Earlier this month, Federal Trade Commission member Alvaro Bedoya spoke of a “large, unregulated market” for location data.
“In 2022, our geolocation technology is not under control,” he warned.
The digital rights group Electronic Frontier Foundation proved his point this week, when it published a new report about Fog Data Science -- a company that obtains location data originally collected by mobile apps, then sells that to law enforcement.
Fog says in documents that it has data from 250 million devices in the U.S.
“Police use of Fog is a major blow to civil liberties in the United States,” the Electronic Frontier Foundation writes. “With a click and drag of a mouse, police can ... track people whose devices have been inside an immigration attorney’s office, a women’s health clinic, or a mental health facility. Police could easily, with almost no oversight, use this tool to watch secret rendezvous between a journalist and their whistleblowing source.”
"This is mass surveillance, often with no judicial oversight," the organization adds.
On Thursday, Senator Ron Wyden (D-Oregon) responded to the report by renewing his call to curb law enforcement purchases of location data.
“Unfortunately, while it’s outrageous that data brokers are selling location data to law-enforcement agencies, it’s not surprising,” Wyden said on Twitter. “This is exactly why I’ve been fighting to pass my bill to outlaw the government from using its credit card to end run the constitution.”
Last year Wyden, along with other lawmakers, introduced the “Fourth Amendment Is Not For Sale Act,” which would require government agencies to obtain a court order before buying personal information from data brokers.
Fog Data Science doesn't require that police departments obtain a warrant before purchasing the location data.
The company, which offers annual subscriptions to police for less than $10,000 per year, says in documents that it is “100% opt-in,” and that no personally identifiable information is collected.
The Electronic Frontier Foundation casts doubt on both claims.
“People did not hand their geolocation data over to Fog or the police, willingly or even knowingly,” the group writes. “Rather, they gave it over, for example, to a weather app so that they could see if it will rain in their town today. When they downloaded the app, they may have clicked a box purporting to grant various so-called 'consents,' but no reasonable person expects this will result in the app tracking all their movements, the app developer selling this sensitive information to a data broker, and police ultimately buying it.”
The organization adds that location data in itself can reveal people's identities.
“The police looking at a dot representing you on a map may not know your phone number or your name -- but when they follow that dot to the place where you sleep at night, suddenly they have your address,” the group writes.

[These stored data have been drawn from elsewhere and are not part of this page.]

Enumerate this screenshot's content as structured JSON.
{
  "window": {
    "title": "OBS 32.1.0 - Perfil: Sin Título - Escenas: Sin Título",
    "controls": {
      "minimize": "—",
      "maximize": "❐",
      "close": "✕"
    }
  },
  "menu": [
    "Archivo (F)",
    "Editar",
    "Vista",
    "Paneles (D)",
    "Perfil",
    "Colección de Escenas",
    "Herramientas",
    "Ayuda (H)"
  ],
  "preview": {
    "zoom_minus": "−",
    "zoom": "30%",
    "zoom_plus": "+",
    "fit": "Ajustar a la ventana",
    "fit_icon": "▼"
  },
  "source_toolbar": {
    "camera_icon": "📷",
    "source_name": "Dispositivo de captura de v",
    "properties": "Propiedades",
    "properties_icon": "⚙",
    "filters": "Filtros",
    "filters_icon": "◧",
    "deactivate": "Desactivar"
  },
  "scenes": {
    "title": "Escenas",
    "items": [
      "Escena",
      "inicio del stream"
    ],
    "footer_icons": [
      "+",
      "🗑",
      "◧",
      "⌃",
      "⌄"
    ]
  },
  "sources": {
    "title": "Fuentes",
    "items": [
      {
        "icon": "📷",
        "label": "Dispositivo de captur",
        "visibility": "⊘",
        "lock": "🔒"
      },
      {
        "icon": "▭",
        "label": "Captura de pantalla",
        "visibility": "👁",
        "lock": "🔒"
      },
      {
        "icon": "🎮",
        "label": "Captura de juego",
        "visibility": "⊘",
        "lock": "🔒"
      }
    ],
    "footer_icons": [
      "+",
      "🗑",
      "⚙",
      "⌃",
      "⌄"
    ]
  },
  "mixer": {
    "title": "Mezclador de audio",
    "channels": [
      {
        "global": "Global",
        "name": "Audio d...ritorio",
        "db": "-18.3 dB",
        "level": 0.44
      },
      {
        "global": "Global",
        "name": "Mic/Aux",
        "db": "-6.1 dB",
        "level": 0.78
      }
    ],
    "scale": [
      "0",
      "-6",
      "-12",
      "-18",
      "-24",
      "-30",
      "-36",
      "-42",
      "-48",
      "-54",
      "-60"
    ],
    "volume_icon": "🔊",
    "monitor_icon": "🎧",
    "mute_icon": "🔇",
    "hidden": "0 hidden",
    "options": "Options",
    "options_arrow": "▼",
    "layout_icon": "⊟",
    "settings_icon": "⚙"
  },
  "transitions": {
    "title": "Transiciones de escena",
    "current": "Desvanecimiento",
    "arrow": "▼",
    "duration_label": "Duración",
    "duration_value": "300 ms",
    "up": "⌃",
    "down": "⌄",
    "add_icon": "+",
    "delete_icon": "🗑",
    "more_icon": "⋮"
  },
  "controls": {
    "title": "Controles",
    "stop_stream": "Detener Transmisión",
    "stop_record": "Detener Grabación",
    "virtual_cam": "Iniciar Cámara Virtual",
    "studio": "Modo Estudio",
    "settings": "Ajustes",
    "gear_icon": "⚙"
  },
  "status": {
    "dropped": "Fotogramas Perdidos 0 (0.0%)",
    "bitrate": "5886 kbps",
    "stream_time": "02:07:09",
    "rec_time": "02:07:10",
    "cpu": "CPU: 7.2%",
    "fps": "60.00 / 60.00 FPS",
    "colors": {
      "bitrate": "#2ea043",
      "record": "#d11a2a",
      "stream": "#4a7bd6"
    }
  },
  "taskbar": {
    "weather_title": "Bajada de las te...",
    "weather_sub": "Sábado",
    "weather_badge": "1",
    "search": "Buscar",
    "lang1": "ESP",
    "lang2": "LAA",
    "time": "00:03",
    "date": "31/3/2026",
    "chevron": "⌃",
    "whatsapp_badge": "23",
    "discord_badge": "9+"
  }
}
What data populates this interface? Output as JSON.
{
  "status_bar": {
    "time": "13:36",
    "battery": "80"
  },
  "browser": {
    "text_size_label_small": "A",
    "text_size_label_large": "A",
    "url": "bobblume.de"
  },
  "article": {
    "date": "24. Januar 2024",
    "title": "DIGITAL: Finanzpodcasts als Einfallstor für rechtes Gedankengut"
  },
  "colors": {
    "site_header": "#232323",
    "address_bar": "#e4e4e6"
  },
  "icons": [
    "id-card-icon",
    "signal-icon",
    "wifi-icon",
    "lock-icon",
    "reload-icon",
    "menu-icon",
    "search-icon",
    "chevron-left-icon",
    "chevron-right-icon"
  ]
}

Fog reportedly obtains at least some data from Venntel -- a subsidiary of Gravy Analytics, which itself purchases mobile location data from Mobilewalla and other brokers. (Mobilewalla came under scrutiny two years ago, when it published a report analyzing the demographics of Black Lives Matter protesters in Atlanta, Los Angeles, Minneapolis and New York.)
Gravy Analytics is a member of the ad industry self-regulatory group Network Advertising Initiative, which recommended in 2020 that companies obtain consumers' permission before sharing their location data with law enforcement authorities. The Network Advertising Initiative didn't incorporate that recommendation into an official privacy code.
Gravy Analytics declined to comment to MediaPost, except to share Venntel's statement that “the confidential nature of our business relationships prevents us from disclosing our customers and their work.”